Bringing It All Together: The Everyday Art of Living Simply

“Be kind, be good, and don’t talk much” isn’t some neat little novelty or productivity framework you can pop on a PowerPoint slide.

It’s a practice.

And like all practices, it requires discipline. Humility. Self-awareness. A willingness to mess it up, apologize, and try again tomorrow.

But it works. It works in the supermarket. It works on the bus. It works in meetings, in schools, in families, and in frontline healthcare wards. It works when the Wi-Fi goes down and when the waiter brings you the wrong order and when someone cuts you off in traffic with the smug satisfaction of a person who’s never heard of indicators.

It’s a little thing that changes everything.

Practical Ways to Live This Message at Work (and in Life)
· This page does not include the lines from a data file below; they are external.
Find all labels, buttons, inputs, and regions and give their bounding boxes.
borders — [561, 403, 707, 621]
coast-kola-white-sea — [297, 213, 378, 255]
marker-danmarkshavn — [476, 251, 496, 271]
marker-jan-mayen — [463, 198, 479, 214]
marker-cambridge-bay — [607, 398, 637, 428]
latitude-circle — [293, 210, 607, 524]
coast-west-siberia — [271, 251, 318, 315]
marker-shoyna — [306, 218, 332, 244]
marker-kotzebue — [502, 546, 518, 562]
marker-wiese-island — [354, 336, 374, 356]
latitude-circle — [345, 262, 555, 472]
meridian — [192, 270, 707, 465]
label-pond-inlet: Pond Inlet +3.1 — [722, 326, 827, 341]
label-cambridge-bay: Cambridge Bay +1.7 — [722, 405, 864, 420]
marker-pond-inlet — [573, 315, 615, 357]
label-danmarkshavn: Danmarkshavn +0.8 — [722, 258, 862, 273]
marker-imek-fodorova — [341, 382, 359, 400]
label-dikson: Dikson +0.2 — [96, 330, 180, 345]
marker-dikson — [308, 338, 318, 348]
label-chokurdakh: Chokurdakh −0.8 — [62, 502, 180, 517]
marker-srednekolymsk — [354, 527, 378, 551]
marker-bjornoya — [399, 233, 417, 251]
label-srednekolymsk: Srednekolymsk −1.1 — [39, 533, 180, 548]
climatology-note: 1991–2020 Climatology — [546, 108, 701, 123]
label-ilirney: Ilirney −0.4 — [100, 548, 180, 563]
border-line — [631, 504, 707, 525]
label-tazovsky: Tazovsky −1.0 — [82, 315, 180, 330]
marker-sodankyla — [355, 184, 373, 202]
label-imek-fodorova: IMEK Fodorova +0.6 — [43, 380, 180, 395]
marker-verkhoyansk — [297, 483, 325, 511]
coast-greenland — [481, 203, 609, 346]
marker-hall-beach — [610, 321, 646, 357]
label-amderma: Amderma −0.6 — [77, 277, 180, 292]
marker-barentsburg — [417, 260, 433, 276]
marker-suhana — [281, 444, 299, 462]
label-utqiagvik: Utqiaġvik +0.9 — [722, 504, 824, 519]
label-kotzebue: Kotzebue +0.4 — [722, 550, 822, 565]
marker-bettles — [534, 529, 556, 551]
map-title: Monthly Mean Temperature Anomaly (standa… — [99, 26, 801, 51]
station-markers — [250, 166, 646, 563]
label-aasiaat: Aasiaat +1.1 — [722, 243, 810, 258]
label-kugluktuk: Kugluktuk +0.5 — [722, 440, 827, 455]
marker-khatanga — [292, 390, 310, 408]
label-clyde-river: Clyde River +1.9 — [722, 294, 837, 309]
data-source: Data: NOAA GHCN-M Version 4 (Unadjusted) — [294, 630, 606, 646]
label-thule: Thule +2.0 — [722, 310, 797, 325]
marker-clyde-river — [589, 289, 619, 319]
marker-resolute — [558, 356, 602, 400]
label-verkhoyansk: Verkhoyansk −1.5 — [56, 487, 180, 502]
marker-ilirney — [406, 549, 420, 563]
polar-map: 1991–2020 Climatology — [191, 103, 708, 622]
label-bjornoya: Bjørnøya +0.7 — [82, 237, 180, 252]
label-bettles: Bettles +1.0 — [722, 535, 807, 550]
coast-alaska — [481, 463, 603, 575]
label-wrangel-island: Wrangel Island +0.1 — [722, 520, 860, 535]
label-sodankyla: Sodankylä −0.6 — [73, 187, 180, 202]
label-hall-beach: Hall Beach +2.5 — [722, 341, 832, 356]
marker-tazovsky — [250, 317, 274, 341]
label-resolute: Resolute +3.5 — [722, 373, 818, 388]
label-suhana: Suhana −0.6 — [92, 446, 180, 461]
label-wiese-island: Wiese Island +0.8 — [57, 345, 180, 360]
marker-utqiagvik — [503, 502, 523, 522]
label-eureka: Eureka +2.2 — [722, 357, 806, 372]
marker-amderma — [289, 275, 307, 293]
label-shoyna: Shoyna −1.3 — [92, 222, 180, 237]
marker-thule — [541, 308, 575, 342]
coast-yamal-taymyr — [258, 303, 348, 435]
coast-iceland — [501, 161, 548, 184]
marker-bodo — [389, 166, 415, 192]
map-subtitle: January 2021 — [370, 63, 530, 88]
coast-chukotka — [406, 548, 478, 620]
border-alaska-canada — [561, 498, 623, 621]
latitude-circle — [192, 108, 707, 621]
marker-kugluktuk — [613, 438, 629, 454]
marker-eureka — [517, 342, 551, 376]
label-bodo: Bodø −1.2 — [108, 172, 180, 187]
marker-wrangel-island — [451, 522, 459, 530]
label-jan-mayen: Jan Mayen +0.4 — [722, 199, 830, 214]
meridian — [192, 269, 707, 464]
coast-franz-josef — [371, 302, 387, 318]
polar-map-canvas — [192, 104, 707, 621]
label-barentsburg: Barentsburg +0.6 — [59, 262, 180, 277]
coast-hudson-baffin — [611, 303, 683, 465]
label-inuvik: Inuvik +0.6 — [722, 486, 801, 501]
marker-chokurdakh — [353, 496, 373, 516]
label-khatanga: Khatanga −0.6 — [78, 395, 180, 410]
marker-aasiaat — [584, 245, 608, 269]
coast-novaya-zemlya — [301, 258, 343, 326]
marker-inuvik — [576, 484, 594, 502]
If you’re a leader – or a human trying to navigate life without biting someone’s head off before coffee – here’s how you might put this powerhouse phrase into action:

1. Start Meetings with Kindness

Instead of jumping straight into agenda items, start your meeting by asking how people really are. Not in a performative way. In a “we’re all human” way.

2. Build a Culture of “Good”

Define your team values clearly – and model them relentlessly. Praise ethical behavior as publicly as you praise success.

3. Create Silence in Conversations

Leave pauses after questions. Encourage listening. Don’t be afraid of a little discomfort. Insight often lives in the silence.

4. Teach Emotional Regulation, Don’t Assume It

Run workshops. Talk about it. Model it. Normalize the fact that even senior people lose their cool – and need to learn better ways to cope.

5. Reflect Daily

At the end of each day, ask:
– Was I kind?
– Was I good?
– Did I listen more than I spoke?

You don’t have to get all three every day. But just asking the questions will positively alter the way you do things.

A Parting Message

We live in a world increasingly fueled by performance, speed, and noise. Everyone’s rushing, branding, posting, measuring, reacting. But in the middle of all that whirlwind, sometimes the quietest message cuts through the loudest.

“Be kind, be good, and don’t talk much.” A meaningful, simple phrase from a respected mentor of mine, who always spoke the truth.

It’s not a slogan. It’s a choice. And it’s one we can make every single day in how we lead, how we work, how we love, and how we live.

Not every moment demands a grand strategy. Sometimes, it just requires a breath. A pause. And eight words that remind us of who we are when no one’s watching.

Be kind. Be good. And don’t talk much.